An example is the bike rides we hold in Thailand each year. Participants raise $10,000 (as well as paying for their expenses) and ride 800km over eight days. 70% of riders are repeat riders. Even Mae Thiew rode with us year on year, until her cancer took hold recently, sadly ending her riding days.
They don’t come back just because of the work we are doing on the ground, or because they’re inspired by our story. They come back because of what it does for them. We’re feeding their soul through a meaningful experience.
And it’s the same for businesses.
If I’m talking to a business, I don’t want to talk about the size of their donation, I want to talk about building an engagement strategy or leadership program for their team (which happens to involve some fundraising).
I once rejected a $20,000 cheque from a CEO and instead, asked him to offer five of his staff a place on our bike ride. That original $20,000 transformed into $180,000 within a year and an ongoing partnership. We now have a number of organisations running their own rides every year. It’s an offering that sets them apart.
If we can provide some sort of return on a business level and on a personal level, people will stay with us and I think this is key to our success.
Bike rides aren’t the only experience we offer. I just finished a Social Ventures Program with 20 salespeople from a large pharmaceutical company. Instead of their usual junket to Bora Bora or the Maldives, they wanted to do something meaningful. We worked in the slums of Khlong Toey, preparing for the locals to construct a house for the elderly. That group have now signed up to do this program for the next two years.
I love what I do, but it’s not always fun. In January this year, I was physically and emotionally exhausted. I really didn’t want to do two back to back rides through Thailand. But, it ended up being one of the best rides I’ve done and having a profound impact on me. There was nothing different about the ride – it was the congruence of the group of people.
It reminded me why I do what I do. Creating these meaningful shared experiences is food for my soul.
Another key differentiator for Hands is that our structure allows every donor dollar to go to our programs in Thailand.
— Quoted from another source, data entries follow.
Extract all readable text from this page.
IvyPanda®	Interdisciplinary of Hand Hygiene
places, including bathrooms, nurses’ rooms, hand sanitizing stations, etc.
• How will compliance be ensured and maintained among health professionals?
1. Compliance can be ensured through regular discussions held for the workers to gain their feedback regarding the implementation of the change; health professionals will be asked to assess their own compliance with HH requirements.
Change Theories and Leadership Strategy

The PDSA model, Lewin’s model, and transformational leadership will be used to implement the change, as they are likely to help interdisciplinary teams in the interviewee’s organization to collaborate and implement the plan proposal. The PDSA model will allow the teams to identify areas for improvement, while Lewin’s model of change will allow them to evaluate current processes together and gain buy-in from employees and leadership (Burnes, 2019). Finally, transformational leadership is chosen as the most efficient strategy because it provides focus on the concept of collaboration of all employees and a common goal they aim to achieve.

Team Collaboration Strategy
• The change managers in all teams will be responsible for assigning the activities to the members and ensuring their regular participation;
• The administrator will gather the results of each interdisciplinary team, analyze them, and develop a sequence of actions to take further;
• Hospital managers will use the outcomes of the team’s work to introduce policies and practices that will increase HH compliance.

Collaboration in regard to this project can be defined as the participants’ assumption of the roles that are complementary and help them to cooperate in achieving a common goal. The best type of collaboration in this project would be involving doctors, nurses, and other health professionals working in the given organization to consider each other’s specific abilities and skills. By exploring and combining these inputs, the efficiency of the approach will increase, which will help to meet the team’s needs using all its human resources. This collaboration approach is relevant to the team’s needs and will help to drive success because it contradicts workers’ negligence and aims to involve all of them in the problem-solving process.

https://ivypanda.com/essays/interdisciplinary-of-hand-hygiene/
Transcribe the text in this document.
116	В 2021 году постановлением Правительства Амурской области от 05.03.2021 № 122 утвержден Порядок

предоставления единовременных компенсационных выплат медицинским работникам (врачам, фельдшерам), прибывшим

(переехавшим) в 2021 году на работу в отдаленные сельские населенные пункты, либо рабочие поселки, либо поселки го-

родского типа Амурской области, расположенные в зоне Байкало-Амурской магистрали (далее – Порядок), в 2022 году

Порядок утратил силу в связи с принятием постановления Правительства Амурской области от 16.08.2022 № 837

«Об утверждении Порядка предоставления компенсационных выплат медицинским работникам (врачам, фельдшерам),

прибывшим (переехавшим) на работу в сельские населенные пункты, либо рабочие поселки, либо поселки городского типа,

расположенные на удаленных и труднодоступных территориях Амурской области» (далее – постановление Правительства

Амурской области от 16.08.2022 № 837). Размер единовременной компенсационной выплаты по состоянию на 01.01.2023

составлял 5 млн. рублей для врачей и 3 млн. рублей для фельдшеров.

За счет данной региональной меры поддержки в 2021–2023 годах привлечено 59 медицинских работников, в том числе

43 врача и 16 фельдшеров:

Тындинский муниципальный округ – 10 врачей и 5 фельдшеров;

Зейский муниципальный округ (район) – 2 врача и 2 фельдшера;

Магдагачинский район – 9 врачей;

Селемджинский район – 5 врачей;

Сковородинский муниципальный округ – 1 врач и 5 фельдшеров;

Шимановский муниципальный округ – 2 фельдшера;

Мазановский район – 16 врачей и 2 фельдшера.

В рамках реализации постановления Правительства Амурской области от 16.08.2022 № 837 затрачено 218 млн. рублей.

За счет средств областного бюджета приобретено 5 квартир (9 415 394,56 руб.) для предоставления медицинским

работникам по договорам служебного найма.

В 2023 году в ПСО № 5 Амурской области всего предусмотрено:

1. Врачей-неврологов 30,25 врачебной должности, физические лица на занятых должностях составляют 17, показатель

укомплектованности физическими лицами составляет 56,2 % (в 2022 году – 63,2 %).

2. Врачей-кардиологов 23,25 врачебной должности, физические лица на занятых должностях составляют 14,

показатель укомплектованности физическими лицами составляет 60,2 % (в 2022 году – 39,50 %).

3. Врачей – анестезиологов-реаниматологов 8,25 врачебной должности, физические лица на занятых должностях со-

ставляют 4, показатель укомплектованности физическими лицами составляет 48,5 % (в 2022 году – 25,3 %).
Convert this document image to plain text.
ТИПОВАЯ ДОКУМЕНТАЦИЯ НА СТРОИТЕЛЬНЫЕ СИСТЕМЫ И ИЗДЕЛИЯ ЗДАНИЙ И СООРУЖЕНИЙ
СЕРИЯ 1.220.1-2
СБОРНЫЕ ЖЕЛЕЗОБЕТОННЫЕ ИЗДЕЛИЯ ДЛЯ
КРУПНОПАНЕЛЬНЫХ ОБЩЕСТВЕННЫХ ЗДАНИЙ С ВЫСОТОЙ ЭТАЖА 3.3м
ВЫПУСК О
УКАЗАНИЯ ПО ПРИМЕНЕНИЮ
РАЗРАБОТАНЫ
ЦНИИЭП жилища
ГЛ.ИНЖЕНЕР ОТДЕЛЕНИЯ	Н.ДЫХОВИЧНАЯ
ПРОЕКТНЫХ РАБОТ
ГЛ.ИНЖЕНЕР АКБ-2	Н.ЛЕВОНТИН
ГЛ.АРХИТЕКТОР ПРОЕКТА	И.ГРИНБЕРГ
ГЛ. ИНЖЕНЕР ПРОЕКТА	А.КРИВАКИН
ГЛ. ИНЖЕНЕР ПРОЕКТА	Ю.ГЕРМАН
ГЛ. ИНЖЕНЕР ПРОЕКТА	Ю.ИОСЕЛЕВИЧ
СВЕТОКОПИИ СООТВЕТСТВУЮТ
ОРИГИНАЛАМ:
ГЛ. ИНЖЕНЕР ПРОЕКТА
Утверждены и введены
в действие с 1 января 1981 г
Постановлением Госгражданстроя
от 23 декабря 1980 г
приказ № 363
We have a social enterprise, the Hands Group which undertakes commercial activities such as our sewing room at Baarn Tharn Namchai which employs community members to make merchandise or the agricultural projects underwriting 50% of the operating costs at our New Life Project in Chumpon. We also have a gala and conference series.
Ensuring the Hands Group is a commercial success will be my focus for the next 12-18 months. The next major project will then be another social enterprise consisting of a vocational learning centre, a functioning hotel and a conference centre. It will be the missing link for the kids and community members.
But the number of programs and kids we have isn’t a measure of our success. We measure success on the choices the kids have when it comes time to leave our programs.
Mook, who lost her entire family in the tsunami has completed a business marketing degree and is now living in Balmain, Sydney, working as a designer at a media agency. After completing his law degree, Game is now working as the General Manager of our programs in Thailand and pursuing his Masters of Business Administration on weekends.
Mook, Game and the other 47 kids Hands has at university will have vastly different choices than they would have had without Hands‘ support. And these choices will have a flow-on effect for their communities and the families they may choose to have one day. To me, that’s success.”